Tuesday, 26 de November de 2024 ISSN 1519-7670 - Ano 24 - nº 1315

Suzana Singer

“Dois acidentes tristes galvanizaram as atenções na última semana. O primeiro, tão próximo do cotidiano de uma cidade grande, impressiona porque poderia ter acontecido com qualquer um que goste das emoções de um parque de diversão. O outro, na longínqua Antártida, impressiona pela força: matou dois militares e destruiu quase todas as instalações brasileiras na região.

Duas notícias fortes, mas só a primeira comoveu a edição da Folha. No último dia 25, a ‘Primeira Página’ trouxe um quadro grande mostrando como funciona o brinquedo do Hopi Hari de onde caiu Gabriella Nichimura, 14. O jornal fez bem: reuniu o pouco de informação que havia para deduzir o que aconteceu à menina, morta estupidamente durante suas férias no Brasil.

A edição seguinte, do domingo passado, não deu tanta importância ao incêndio na Antártida. A capa trouxe apenas uma chamada, abaixo do relógio do horário de verão, embora houvesse espaço de sobra: uma ilustração sem conteúdo informativo tomava todo o alto e um ‘pôster’ anunciava mais um perfil da cantora Madonna.

Não era também um problema de falta de imagem, porque, apesar de ter ocorrido a 5,2 mil quilômetros de distância de Brasília, havia uma bela fotografia das labaredas naquela paisagem gélida.

A má avaliação sobre a importância do que aconteceu na estação brasileira continuou. Na segunda-feira, as imagens eram do Oscar e do jogo de futebol. A chamada sobre o acidente trazia notícia já conhecida, de que os brasileiros dormiam quando o fogo começou. Enquanto isso, os concorrentes ‘Estado’ e ‘Globo’ publicaram fotografias dos pesquisadores resgatados e deram manchete para os dois anos necessários à reconstrução da base brasileira.
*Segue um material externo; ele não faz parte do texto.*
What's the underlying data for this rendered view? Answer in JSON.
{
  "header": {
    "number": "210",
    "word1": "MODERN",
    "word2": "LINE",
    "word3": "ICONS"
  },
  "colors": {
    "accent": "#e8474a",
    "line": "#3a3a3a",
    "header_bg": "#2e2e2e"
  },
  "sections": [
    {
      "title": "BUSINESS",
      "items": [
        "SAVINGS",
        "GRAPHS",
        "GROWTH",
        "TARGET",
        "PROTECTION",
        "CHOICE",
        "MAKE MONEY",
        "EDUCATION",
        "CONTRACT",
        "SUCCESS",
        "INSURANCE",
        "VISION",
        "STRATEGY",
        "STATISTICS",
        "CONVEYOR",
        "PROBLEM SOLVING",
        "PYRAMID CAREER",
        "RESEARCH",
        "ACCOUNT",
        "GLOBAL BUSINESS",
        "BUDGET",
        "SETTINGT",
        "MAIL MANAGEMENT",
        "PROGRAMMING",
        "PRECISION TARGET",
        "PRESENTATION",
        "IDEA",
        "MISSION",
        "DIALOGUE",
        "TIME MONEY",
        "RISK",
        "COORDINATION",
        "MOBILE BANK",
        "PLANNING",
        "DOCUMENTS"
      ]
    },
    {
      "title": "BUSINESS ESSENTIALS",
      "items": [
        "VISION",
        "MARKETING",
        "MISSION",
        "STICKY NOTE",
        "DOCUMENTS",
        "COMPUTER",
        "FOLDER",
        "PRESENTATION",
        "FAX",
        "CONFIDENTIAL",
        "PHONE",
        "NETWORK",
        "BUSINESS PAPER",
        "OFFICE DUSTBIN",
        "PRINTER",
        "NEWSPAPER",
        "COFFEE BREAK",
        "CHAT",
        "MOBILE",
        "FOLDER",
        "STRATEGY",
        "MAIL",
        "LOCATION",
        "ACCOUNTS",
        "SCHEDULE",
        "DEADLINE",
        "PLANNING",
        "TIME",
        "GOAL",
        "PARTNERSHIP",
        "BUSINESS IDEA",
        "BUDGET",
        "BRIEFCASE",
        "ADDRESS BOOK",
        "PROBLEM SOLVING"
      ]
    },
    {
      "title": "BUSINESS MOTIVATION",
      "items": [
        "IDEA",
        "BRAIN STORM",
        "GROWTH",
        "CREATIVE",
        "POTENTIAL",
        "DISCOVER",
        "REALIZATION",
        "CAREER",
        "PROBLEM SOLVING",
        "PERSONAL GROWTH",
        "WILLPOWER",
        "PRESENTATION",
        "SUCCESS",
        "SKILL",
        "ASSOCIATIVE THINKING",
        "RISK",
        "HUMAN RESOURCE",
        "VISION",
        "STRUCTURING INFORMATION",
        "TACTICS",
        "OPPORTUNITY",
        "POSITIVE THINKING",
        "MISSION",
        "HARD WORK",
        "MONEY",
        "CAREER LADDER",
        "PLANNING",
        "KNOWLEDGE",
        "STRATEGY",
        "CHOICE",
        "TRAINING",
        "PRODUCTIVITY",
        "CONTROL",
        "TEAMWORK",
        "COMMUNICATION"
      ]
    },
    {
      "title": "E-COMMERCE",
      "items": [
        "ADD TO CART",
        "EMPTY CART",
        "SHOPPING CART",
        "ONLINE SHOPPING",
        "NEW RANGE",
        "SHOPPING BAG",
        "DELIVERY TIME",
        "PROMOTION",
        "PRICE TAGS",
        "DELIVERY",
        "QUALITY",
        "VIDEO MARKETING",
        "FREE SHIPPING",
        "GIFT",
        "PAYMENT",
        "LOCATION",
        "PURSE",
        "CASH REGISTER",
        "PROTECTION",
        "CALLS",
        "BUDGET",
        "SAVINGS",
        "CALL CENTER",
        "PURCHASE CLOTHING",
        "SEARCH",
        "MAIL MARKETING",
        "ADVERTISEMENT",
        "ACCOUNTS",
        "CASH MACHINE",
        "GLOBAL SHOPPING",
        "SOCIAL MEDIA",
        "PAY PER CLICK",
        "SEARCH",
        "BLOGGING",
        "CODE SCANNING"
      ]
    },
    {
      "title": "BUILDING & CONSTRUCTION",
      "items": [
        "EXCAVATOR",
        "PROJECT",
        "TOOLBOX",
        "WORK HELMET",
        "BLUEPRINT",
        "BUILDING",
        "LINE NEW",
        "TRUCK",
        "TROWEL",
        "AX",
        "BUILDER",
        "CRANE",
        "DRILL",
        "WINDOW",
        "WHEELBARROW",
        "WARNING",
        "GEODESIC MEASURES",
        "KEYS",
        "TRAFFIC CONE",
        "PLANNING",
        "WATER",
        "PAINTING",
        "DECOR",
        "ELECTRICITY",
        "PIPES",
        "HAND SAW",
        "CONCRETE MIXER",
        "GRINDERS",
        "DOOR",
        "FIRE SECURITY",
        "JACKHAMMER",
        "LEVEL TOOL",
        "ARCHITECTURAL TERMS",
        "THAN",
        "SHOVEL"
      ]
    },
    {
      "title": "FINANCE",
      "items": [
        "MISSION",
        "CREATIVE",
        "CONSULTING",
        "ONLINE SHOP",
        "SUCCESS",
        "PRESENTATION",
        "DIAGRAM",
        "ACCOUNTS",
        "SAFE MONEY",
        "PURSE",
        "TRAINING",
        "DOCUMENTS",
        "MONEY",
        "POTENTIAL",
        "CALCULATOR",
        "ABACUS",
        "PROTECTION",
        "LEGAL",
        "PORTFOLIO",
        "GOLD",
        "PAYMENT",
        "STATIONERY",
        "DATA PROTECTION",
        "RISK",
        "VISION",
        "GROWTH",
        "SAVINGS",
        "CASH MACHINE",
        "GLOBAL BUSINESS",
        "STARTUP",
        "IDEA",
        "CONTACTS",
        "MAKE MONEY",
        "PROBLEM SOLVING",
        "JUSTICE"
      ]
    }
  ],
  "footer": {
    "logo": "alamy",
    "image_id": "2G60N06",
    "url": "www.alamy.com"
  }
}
Só na terça-feira saiu uma imagem dos caixões dos militares na capa da Folha.

Não se trata de desprezo pelo continente mais frio e desconhecido do mundo. O jornal bancou recentemente uma viagem caríssima de uma dupla de jornalista e fotógrafo à Antártida, relatada na ‘Serafina’ de janeiro e devidamente destacada na ‘Primeira Página’.
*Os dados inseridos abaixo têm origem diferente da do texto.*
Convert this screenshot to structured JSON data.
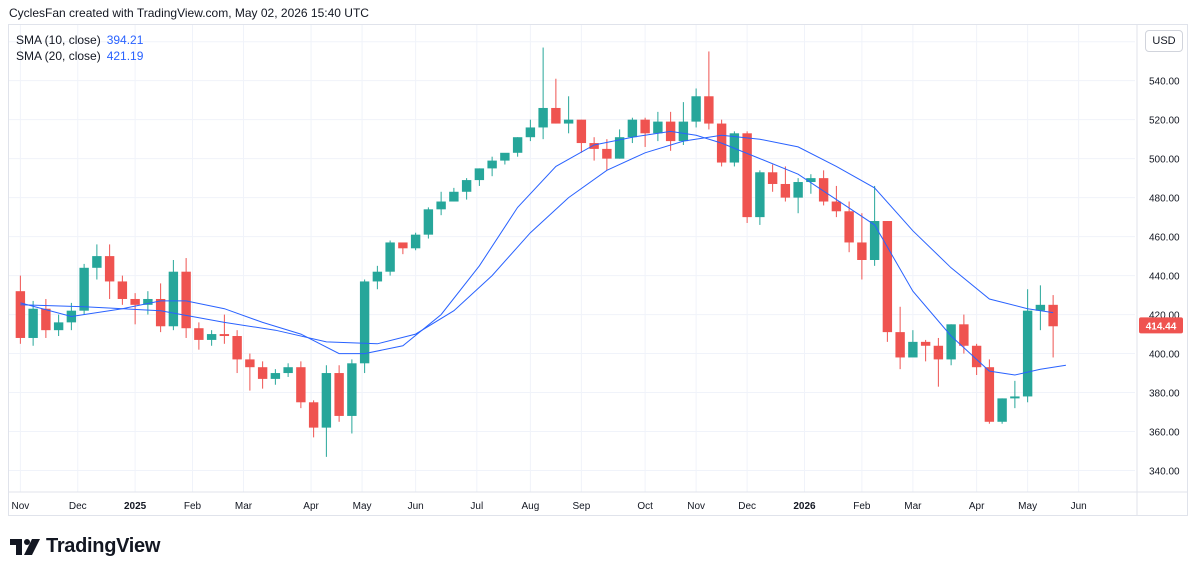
{
  "header": {
    "text": "CyclesFan created with TradingView.com, May 02, 2026 15:40 UTC"
  },
  "legend": {
    "sma10_label": "SMA (10, close)",
    "sma10_value": "394.21",
    "sma20_label": "SMA (20, close)",
    "sma20_value": "421.19"
  },
  "currency_button": "USD",
  "last_price_label": "414.44",
  "footer": {
    "brand": "TradingView"
  },
  "colors": {
    "up": "#26a69a",
    "down": "#ef5350",
    "sma10": "#2962ff",
    "sma20": "#2962ff",
    "last_price_bg": "#ef5350"
  },
  "chart_data": {
    "type": "candlestick",
    "ylim": [
      330,
      566
    ],
    "y_ticks": [
      340,
      360,
      380,
      400,
      420,
      440,
      460,
      480,
      500,
      520,
      540,
      560
    ],
    "x_ticks": [
      {
        "label": "Nov",
        "bar": 0.5
      },
      {
        "label": "Dec",
        "bar": 5
      },
      {
        "label": "2025",
        "bar": 9.5
      },
      {
        "label": "Feb",
        "bar": 14
      },
      {
        "label": "Mar",
        "bar": 18
      },
      {
        "label": "Apr",
        "bar": 23.3
      },
      {
        "label": "May",
        "bar": 27.3
      },
      {
        "label": "Jun",
        "bar": 31.5
      },
      {
        "label": "Jul",
        "bar": 36.3
      },
      {
        "label": "Aug",
        "bar": 40.5
      },
      {
        "label": "Sep",
        "bar": 44.5
      },
      {
        "label": "Oct",
        "bar": 49.5
      },
      {
        "label": "Nov",
        "bar": 53.5
      },
      {
        "label": "Dec",
        "bar": 57.5
      },
      {
        "label": "2026",
        "bar": 62
      },
      {
        "label": "Feb",
        "bar": 66.5
      },
      {
        "label": "Mar",
        "bar": 70.5
      },
      {
        "label": "Apr",
        "bar": 75.5
      },
      {
        "label": "May",
        "bar": 79.5
      },
      {
        "label": "Jun",
        "bar": 83.5
      }
    ],
    "candles": [
      [
        432,
        408,
        440,
        405
      ],
      [
        408,
        423,
        427,
        404
      ],
      [
        423,
        412,
        428,
        408
      ],
      [
        412,
        416,
        420,
        409
      ],
      [
        416,
        422,
        426,
        412
      ],
      [
        422,
        444,
        446,
        420
      ],
      [
        444,
        450,
        456,
        438
      ],
      [
        450,
        437,
        456,
        428
      ],
      [
        437,
        428,
        440,
        425
      ],
      [
        428,
        425,
        431,
        415
      ],
      [
        425,
        428,
        432,
        420
      ],
      [
        428,
        414,
        436,
        411
      ],
      [
        414,
        442,
        448,
        412
      ],
      [
        442,
        413,
        449,
        408
      ],
      [
        413,
        407,
        416,
        402
      ],
      [
        407,
        410,
        412,
        404
      ],
      [
        410,
        409,
        420,
        405
      ],
      [
        409,
        397,
        412,
        390
      ],
      [
        397,
        393,
        400,
        381
      ],
      [
        393,
        387,
        396,
        382
      ],
      [
        387,
        390,
        392,
        384
      ],
      [
        390,
        393,
        395,
        388
      ],
      [
        393,
        375,
        396,
        372
      ],
      [
        375,
        362,
        376,
        357
      ],
      [
        362,
        390,
        394,
        347
      ],
      [
        390,
        368,
        394,
        365
      ],
      [
        368,
        395,
        397,
        359
      ],
      [
        395,
        437,
        438,
        390
      ],
      [
        437,
        442,
        445,
        433
      ],
      [
        442,
        457,
        458,
        440
      ],
      [
        457,
        454,
        456,
        451
      ],
      [
        454,
        461,
        462,
        453
      ],
      [
        461,
        474,
        475,
        459
      ],
      [
        474,
        478,
        483,
        471
      ],
      [
        478,
        483,
        485,
        478
      ],
      [
        483,
        489,
        490,
        479
      ],
      [
        489,
        495,
        495,
        486
      ],
      [
        495,
        499,
        501,
        491
      ],
      [
        499,
        503,
        502,
        497
      ],
      [
        503,
        511,
        511,
        501
      ],
      [
        511,
        516,
        520,
        509
      ],
      [
        516,
        526,
        557,
        510
      ],
      [
        526,
        518,
        541,
        518
      ],
      [
        518,
        520,
        532,
        513
      ],
      [
        520,
        508,
        520,
        503
      ],
      [
        508,
        505,
        511,
        499
      ],
      [
        505,
        500,
        510,
        494
      ],
      [
        500,
        511,
        515,
        500
      ],
      [
        511,
        520,
        521,
        508
      ],
      [
        520,
        513,
        521,
        506
      ],
      [
        513,
        519,
        524,
        509
      ],
      [
        519,
        509,
        524,
        504
      ],
      [
        509,
        519,
        529,
        507
      ],
      [
        519,
        532,
        536,
        516
      ],
      [
        532,
        518,
        555,
        515
      ],
      [
        518,
        498,
        520,
        496
      ],
      [
        498,
        513,
        514,
        496
      ],
      [
        513,
        470,
        514,
        467
      ],
      [
        470,
        493,
        494,
        466
      ],
      [
        493,
        487,
        497,
        483
      ],
      [
        487,
        480,
        496,
        478
      ],
      [
        480,
        488,
        490,
        472
      ],
      [
        488,
        490,
        492,
        482
      ],
      [
        490,
        478,
        494,
        476
      ],
      [
        478,
        473,
        486,
        470
      ],
      [
        473,
        457,
        478,
        452
      ],
      [
        457,
        448,
        472,
        438
      ],
      [
        448,
        468,
        486,
        445
      ],
      [
        468,
        411,
        468,
        406
      ],
      [
        411,
        398,
        424,
        392
      ],
      [
        398,
        406,
        412,
        400
      ],
      [
        406,
        404,
        407,
        396
      ],
      [
        404,
        397,
        408,
        383
      ],
      [
        397,
        415,
        415,
        394
      ],
      [
        415,
        404,
        420,
        400
      ],
      [
        404,
        393,
        405,
        389
      ],
      [
        393,
        365,
        397,
        364
      ],
      [
        365,
        377,
        377,
        364
      ],
      [
        377,
        378,
        386,
        372
      ],
      [
        378,
        422,
        433,
        375
      ],
      [
        422,
        425,
        435,
        412
      ],
      [
        425,
        414,
        430,
        398
      ]
    ],
    "sma10": [
      [
        0,
        426
      ],
      [
        4,
        419
      ],
      [
        8,
        423
      ],
      [
        11,
        427
      ],
      [
        13,
        427
      ],
      [
        16,
        423
      ],
      [
        19,
        416
      ],
      [
        22,
        410
      ],
      [
        25,
        400
      ],
      [
        27,
        400
      ],
      [
        30,
        404
      ],
      [
        33,
        420
      ],
      [
        36,
        445
      ],
      [
        39,
        475
      ],
      [
        42,
        496
      ],
      [
        45,
        507
      ],
      [
        48,
        511
      ],
      [
        51,
        514
      ],
      [
        53,
        512
      ],
      [
        55,
        508
      ],
      [
        58,
        500
      ],
      [
        61,
        492
      ],
      [
        64,
        479
      ],
      [
        67,
        466
      ],
      [
        70,
        432
      ],
      [
        73,
        409
      ],
      [
        76,
        391
      ],
      [
        78,
        389
      ],
      [
        80,
        392
      ],
      [
        82,
        394
      ]
    ],
    "sma20": [
      [
        0,
        425
      ],
      [
        5,
        424
      ],
      [
        11,
        422
      ],
      [
        16,
        416
      ],
      [
        20,
        412
      ],
      [
        24,
        406
      ],
      [
        28,
        405
      ],
      [
        31,
        410
      ],
      [
        34,
        422
      ],
      [
        37,
        440
      ],
      [
        40,
        462
      ],
      [
        43,
        480
      ],
      [
        46,
        494
      ],
      [
        49,
        503
      ],
      [
        52,
        509
      ],
      [
        55,
        512
      ],
      [
        58,
        510
      ],
      [
        61,
        506
      ],
      [
        64,
        496
      ],
      [
        67,
        485
      ],
      [
        70,
        463
      ],
      [
        73,
        444
      ],
      [
        76,
        428
      ],
      [
        79,
        423
      ],
      [
        81,
        421
      ]
    ]
  }
}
Há três anos, a Folha acompanhou a primeira missão científica brasileira ao interior do continente gelado e publicou uma revista especial, que foi premiada.

Um dos desafios do jornalismo diário é ser capaz de dimensionar, em pouco tempo e muitas vezes sem conhecer todas as circunstâncias, a importância dos fatos. Com a internet, ficou mais fácil. Dá para saber como os colegas que trabalham nos sites avaliam determinados assuntos, antes de finalizar a edição do dia seguinte.

Com isso, a imprensa ficou mais parecida. Encontram-se os mesmos assuntos e as mesmas imagens nos impressos, na rede e na TV. São raros os momentos em que somos surpreendidos pela capa de um jornal. Pena que, no caso da Antártida, a surpresa tenha sido ruim.

A última dos colunistas

É triste ter que gastar papel para justificar os seus próprios colunistas. Foi o que fez a ‘Ilustrada’, anteontem, ao desenterrar Nelson Rodrigues na defesa de Luiz Felipe Pondé e de sua frase ‘a prostituta é a primeira e a mais sublime vocação de toda mulher’ (coluna de segunda-feira passada).

Em vez de deixar apenas o filósofo responder aos seus críticos, o caderno criou uma polêmica, foi atrás de feminista, escritor e diretor de teatro, numa tentativa de colocar o colunista como herdeiro do dramaturgo, que era reacionário, machista e brilhante polemista.

Resta saber se os leitores que reclamaram da máxima sexista -e que foram chamados por Pondé de ‘mal-amados’ e ‘idiotas’- engolirão essa. O colunista disse e repetiu que não se importa com eles. Espero que a Folha sim.”